• Polyurethanes
• nanoparticles
• Ionomer
• Energy saving
• ATO
• PVB

Nowadays energy conservation is an important factor that could be reached in house and building. Nanocomposite coating for windows with solar shield and heat insulator properties could represent an example.
In this work, nanocomposite materials are prepared and investigated starting from two different types of polymer matrices and antimony-doped tin oxide nanoparticles, known for their infrared light insulating properties. The aim is to obtain heat insulator coating for windows by using different preparative approaches. A polyurethanes of synthesis and a commercial polymer commonly used in laminate glass, named as poly(vinyl butyral), are used as polymer matrices.
These materials should be transparent in visible light, able to block near infrared radiation and easy to be applied on glass in form of coating.
Different kind of antimony-doped tin oxide nanoparticles are used: a commercial ethanol dispersion and three ethanol dispersions prepared in our lab from nanoparticles in powder form. Dispersions from powder are achieved with and without the use of a dispersant agent. A dispersant agent able to react with polyurethane is also used in order to covalently link polymer and nanoparticles.
Polyurethane matrices are based on linear thermoplastic polyurethanes formed by hard (aromatic diisocyanate) and soft segments (poly tetramethylene oxide). They are synthesized via prepolymer method followed by a chain extender step, thus leading to a hard-soft segmented polyurethane. Three nonionic polyurethanes are obtained in this way with different hard-soft content and different chain extender. Anionic and cationic derivatives are obtained by post modification of nonionic polyurethanes. In particular, cationic derivatives are synthesized via a quaternization of nitrogen atoms of the chain extender, while anionic derivatives are synthesized through ionization reaction of carboxylic groups of a different chain extender. A cationic polyurethane is synthesized directly, using a chain extender of cationic nature.

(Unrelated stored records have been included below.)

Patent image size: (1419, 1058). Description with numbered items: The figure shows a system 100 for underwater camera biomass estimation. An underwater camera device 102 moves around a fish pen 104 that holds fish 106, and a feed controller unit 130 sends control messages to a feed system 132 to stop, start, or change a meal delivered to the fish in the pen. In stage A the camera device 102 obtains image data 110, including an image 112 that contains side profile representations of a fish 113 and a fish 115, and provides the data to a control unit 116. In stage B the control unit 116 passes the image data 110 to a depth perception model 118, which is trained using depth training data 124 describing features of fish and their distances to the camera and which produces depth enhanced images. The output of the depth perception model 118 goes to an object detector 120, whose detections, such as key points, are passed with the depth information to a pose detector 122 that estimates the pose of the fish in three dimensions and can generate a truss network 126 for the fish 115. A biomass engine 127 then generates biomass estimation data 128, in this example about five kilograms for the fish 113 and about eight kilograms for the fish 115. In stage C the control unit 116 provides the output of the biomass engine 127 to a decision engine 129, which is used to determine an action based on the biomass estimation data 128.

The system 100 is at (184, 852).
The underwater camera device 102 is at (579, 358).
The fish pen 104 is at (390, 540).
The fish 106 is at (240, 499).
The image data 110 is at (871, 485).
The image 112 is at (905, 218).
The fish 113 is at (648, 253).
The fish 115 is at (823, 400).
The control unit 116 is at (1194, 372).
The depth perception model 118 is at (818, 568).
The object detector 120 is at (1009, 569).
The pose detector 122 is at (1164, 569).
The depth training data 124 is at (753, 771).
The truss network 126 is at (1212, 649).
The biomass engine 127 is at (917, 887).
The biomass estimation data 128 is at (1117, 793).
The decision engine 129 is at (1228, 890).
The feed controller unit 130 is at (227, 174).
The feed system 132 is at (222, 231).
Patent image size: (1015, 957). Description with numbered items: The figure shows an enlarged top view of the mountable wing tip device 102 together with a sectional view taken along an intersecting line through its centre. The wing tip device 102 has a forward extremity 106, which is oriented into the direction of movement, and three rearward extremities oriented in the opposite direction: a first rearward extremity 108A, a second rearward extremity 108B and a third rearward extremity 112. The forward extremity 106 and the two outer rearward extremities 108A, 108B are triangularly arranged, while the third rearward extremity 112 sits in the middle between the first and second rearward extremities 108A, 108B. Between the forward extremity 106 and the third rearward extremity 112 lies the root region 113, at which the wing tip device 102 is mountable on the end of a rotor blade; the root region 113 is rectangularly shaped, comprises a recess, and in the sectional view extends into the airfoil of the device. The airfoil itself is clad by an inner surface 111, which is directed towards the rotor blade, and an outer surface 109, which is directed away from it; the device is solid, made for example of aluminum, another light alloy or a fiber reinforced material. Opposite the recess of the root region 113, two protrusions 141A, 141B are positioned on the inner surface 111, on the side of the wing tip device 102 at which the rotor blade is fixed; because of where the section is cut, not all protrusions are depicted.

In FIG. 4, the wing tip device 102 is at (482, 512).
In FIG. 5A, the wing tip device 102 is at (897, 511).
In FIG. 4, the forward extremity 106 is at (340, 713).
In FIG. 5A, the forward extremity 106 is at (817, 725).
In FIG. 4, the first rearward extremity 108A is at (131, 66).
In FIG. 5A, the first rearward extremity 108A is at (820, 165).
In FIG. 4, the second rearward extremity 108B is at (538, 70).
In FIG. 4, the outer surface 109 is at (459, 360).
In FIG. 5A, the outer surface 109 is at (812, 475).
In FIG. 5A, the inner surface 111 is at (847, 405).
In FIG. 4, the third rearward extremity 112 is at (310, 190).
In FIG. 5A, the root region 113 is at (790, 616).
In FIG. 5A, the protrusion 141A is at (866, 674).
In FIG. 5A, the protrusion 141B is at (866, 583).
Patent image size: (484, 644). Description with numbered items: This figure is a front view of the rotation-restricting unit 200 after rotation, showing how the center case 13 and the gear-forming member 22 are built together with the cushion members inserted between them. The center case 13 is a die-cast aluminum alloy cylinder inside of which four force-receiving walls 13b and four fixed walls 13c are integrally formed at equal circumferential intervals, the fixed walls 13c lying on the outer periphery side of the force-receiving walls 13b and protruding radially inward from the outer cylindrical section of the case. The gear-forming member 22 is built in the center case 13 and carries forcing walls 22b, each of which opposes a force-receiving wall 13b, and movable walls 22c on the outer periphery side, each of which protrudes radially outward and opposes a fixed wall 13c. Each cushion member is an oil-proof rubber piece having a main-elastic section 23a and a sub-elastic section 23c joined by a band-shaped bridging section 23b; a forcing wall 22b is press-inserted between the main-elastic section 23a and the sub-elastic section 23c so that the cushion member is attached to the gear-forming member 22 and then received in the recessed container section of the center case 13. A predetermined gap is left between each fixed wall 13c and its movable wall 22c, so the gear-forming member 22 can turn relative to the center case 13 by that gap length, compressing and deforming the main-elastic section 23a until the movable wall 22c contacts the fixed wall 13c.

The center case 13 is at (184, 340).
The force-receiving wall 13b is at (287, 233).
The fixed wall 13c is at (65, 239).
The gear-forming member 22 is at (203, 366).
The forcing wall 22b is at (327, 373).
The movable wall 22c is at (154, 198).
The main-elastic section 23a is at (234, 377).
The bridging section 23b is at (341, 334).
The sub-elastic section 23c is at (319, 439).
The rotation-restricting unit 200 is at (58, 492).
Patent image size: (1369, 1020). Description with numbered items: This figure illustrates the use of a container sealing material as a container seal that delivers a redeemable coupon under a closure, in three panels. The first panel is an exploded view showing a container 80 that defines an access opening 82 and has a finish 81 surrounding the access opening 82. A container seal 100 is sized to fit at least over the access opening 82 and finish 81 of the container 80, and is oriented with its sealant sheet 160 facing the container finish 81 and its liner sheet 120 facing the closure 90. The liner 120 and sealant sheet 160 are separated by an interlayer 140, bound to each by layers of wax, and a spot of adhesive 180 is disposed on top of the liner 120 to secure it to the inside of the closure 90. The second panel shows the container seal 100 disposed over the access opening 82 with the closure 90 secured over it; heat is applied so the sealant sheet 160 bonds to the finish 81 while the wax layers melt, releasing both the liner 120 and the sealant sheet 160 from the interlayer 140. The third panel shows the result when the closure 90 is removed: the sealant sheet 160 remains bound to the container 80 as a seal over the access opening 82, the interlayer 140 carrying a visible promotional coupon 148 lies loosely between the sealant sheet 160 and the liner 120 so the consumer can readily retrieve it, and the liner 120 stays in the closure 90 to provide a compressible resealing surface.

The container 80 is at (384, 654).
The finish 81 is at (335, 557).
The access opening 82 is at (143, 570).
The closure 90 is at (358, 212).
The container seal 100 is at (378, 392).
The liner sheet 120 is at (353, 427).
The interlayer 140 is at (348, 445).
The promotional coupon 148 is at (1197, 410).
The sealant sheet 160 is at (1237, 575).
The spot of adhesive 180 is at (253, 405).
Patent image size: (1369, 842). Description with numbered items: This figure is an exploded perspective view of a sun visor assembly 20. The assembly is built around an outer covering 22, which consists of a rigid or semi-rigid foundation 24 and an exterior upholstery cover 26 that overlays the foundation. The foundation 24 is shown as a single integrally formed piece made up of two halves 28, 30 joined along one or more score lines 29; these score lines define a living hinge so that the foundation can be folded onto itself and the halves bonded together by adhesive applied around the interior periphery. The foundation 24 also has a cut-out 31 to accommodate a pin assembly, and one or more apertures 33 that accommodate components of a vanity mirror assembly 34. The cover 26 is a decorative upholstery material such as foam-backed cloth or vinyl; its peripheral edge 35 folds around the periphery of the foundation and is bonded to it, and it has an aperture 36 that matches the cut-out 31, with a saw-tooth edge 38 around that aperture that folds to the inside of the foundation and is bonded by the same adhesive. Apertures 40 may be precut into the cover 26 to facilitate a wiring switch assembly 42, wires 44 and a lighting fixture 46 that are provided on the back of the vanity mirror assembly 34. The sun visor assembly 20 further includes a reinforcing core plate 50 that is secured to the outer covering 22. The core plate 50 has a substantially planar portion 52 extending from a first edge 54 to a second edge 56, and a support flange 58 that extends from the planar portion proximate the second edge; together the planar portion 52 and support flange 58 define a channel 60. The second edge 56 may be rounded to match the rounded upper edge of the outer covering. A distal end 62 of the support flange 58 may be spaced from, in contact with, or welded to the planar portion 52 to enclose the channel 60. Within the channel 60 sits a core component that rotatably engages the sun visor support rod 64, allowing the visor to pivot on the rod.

Ionic charge on polyurethanes is exploited to create water polymeric dispersion, in order to avoid the use of organic solvent in the final application as coating.
Nonionic polyurethanes and water polymer dispersions are then modified with antimony-doped tin oxide nanoparticles.
Thus, polyurethane nanocomposites are synthesized at different hard/soft content ratio, different % and type of ionic content. Materials are then characterized by several experimental techniques in order to evaluate how the different composition of polymeric matrices can affect morphology, thermal, and spectral properties of polymers and nanocomposites.
Poly (vinyl butyral) is commercially available and it has used without modification. Poly(vinyl butyral) nanocomposites are obtained in three different ways, in order to find an approach that can be scaled up:
• Casting a polymer solution added with nanoparticles dispersed in a common solvent;
• Mixing poly(vinyl butyral) and antimony-doped tin oxide, all in solid state, with a mechanical mixer at high temperature;
• Spray deposition of a metal oxide suspension onto poly(vinyl butyral) commercial film, followed by glass lamination.
All composites both polyurethane and poly(vinyl butyral) are spectroscopically characterized in the 200 – 3000 nm spectrum region to verify the near infrared shielding effect. In order to give quantitative information about efficiency of these materials, parameters of ultraviolet, visible and solar transmittance are calculated.
Size, content and type of antimony-doped tin oxide have influence on infrared transmission, but also visible transmission is affected. Promising results in shielding near infrared radiation while the visible region is maintained are reached at low nanoparticles content. Best results are obtained with laminated glass, which are compared to a commercial energy saving glass.
A study of dielectric spectroscopy, 1H Low-Field nuclear magnetic resonance, Fast Field-Cycling relaxometry and solid state nuclear magnetic resonance on poly(vinyl butyral) and its composites is performed to characterize their structural and dynamic microscopic properties. Composites containing both uncoated and surface-modified nanoparticles are investigated at 5 wt% loading level across the polymer glass transition temperature.